Jules Verne

Ce cadavre était celui d'un moujik, horriblement mutilé et déjà froid.

Nicolas se signa. Puis, aidé de Michel Strogoff, il transporta ce cadavre sur le talus de la route. Il aurait voulu lui donner une sépulture décente, l'enterrer profondément, afin que les carnassiers de la steppe ne pussent s'acharner sur ses misérables restes, mais Michel Strogoff ne lui en laissa pas le temps.

«Partons, ami, partons! s'écria-t-il. Nous ne pouvons nous retarder, même d'une heure!»

Et la kibitka reprit sa marche.

D'ailleurs, si Nicolas eût voulu rendre les derniers devoirs à tous les morts qu'il allait maintenant rencontrer sur la grande route sibérienne, il n'aurait pu y suffire! Aux approches de Nijni-Oudinsk, ce fut par vingtaines que l'on trouva de ces corps, étendus sur le sol.

Il fallait pourtant continuer à suivre ce chemin jusqu'au moment où il serait manifestement impossible de le faire, sans tomber entre les mains des envahisseurs. L'itinéraire ne fut donc pas modifié, et pourtant, dévastations et ruines s'accumulaient à chaque bourgade. Tous ces villages, dont les noms indiquent qu'ils ont été fondés par des exilés polonais, avaient été livrés aux horreurs du pillage et de l'incendie.
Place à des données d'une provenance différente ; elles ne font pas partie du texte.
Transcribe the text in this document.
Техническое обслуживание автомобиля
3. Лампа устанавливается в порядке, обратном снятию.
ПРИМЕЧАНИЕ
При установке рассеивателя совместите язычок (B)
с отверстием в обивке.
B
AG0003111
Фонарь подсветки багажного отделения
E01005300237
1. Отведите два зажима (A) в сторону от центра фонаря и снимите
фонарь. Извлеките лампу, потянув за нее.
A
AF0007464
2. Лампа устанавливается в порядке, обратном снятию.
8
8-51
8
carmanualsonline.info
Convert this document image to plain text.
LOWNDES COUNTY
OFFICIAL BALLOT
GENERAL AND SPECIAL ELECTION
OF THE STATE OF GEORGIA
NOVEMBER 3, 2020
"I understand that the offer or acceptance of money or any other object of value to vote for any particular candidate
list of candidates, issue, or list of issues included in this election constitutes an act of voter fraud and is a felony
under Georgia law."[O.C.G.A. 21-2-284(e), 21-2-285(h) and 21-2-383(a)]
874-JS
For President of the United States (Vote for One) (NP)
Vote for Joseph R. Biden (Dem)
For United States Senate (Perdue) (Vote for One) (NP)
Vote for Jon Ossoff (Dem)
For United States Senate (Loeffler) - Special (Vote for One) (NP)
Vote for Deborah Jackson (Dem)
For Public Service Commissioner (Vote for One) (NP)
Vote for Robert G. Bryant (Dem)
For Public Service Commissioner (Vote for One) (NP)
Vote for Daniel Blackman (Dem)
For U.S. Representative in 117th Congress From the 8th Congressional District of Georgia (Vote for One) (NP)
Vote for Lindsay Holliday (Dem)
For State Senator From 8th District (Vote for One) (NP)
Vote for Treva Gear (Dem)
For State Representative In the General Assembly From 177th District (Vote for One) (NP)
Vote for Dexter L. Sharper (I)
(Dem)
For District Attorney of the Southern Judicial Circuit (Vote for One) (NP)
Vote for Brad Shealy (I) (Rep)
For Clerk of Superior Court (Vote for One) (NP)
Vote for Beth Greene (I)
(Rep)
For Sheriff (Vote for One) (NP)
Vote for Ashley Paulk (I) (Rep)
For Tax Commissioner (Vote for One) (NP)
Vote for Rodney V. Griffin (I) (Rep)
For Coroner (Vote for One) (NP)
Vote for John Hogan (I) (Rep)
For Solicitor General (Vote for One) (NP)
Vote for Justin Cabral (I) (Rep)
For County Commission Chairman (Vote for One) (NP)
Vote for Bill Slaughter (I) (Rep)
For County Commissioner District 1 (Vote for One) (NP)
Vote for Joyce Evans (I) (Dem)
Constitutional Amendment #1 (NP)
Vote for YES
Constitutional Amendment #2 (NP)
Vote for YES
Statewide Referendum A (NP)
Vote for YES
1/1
Le sang des victimes n'était pas même encore complètement figé. Quant à savoir dans quelles conditions ces funestes événements venaient d'être accomplis, on ne le pouvait. Il ne restait plus un être vivant pour le dire.

Ce jour-là, vers quatre heures du soir, Nicolas signala à l'horizon les hauts clochers des églises de Nijni-Oudinsk. Ils étaient couronnés de grosses volutes de vapeurs qui ne devaient pas être des nuages.

Nicolas et Nadia regardaient et communiquaient à Michel Strogoff le résultat de leurs observations. Il fallait prendre un parti. Si la ville était abandonnée, on pouvait la traverser sans risque, mais si, par un mouvement inexplicable, les Tartares l'occupaient, on devait à tout prix la tourner.

«Avançons prudemment, dit Michel Strogoff, mais avançons!»

Une verste fut encore parcourue.

«Ce ne sont pas des nuages, ce sont des fumées! s'écria Nadia. Frère, on incendie la ville!»

Ce n'était que trop visible, en effet. Des lueurs fuligineuses apparaissaient au milieu des vapeurs. Ces tourbillons devenaient de plus en plus épais et montaient dans le ciel. Aucun fuyard, d'ailleurs. Il était probable que les incendiaires avaient trouvé la ville abandonnée et qu'ils la brûlaient. Mais étaient-ce des Tartares qui agissaient ainsi? Étaient-ce des Russes qui obéissaient aux ordres du grand-duc? Le gouvernement du czar avait-il voulu que depuis Krasnoiarsk, depuis l'Yeniseï, pas une ville, pas une bourgade ne pût offrir un refuge aux soldats de l'émir? En ce qui concernait Michel Strogoff, devait-il s'arrêter, devait-il continuer sa route?

Il était indécis. Toutefois, après avoir pesé le pour et le contre, il pensa que, quelles que fussent les fatigues d'un voyage à travers la steppe, sans chemin frayé, il ne devait pas risquer de tomber une seconde fois entre les mains des Tartares. Il allait donc proposer à Nicolas de quitter la route et, s'il le fallait absolument, de ne la reprendre qu'après avoir tourné Nijni-Oudinsk, lorsqu'un coup de feu retentit sur la droite. Une balle siffla, et le cheval de la kibitka, frappé à la tête, tomba mort.

Au même instant, une douzaine de cavaliers se jetaient sur la route, et la kibitka était entourée. Michel Strogoff, Nadia et Nicolas, sans même avoir eu le temps de se reconnaître, étaient prisonniers et entraînés rapidement vers Nijni-Oudinsk.

Michel Strogoff, dans cette soudaine attaque, n'avait rien perdu de son sang-froid. N'ayant pu voir ses ennemis, il n'avait pu songer à se défendre. Eût-il eu l'usage de ses yeux, il ne l'aurait pas tenté. C'eût été courir au-devant d'un massacre. Mais, s'il ne voyait pas, il pouvait écouter ce qu'ils disaient et le comprendre.

En effet, à leur langage, il reconnut que ces soldats étaient des Tartares, et, à leurs paroles, qu'ils précédaient l'armée des envahisseurs.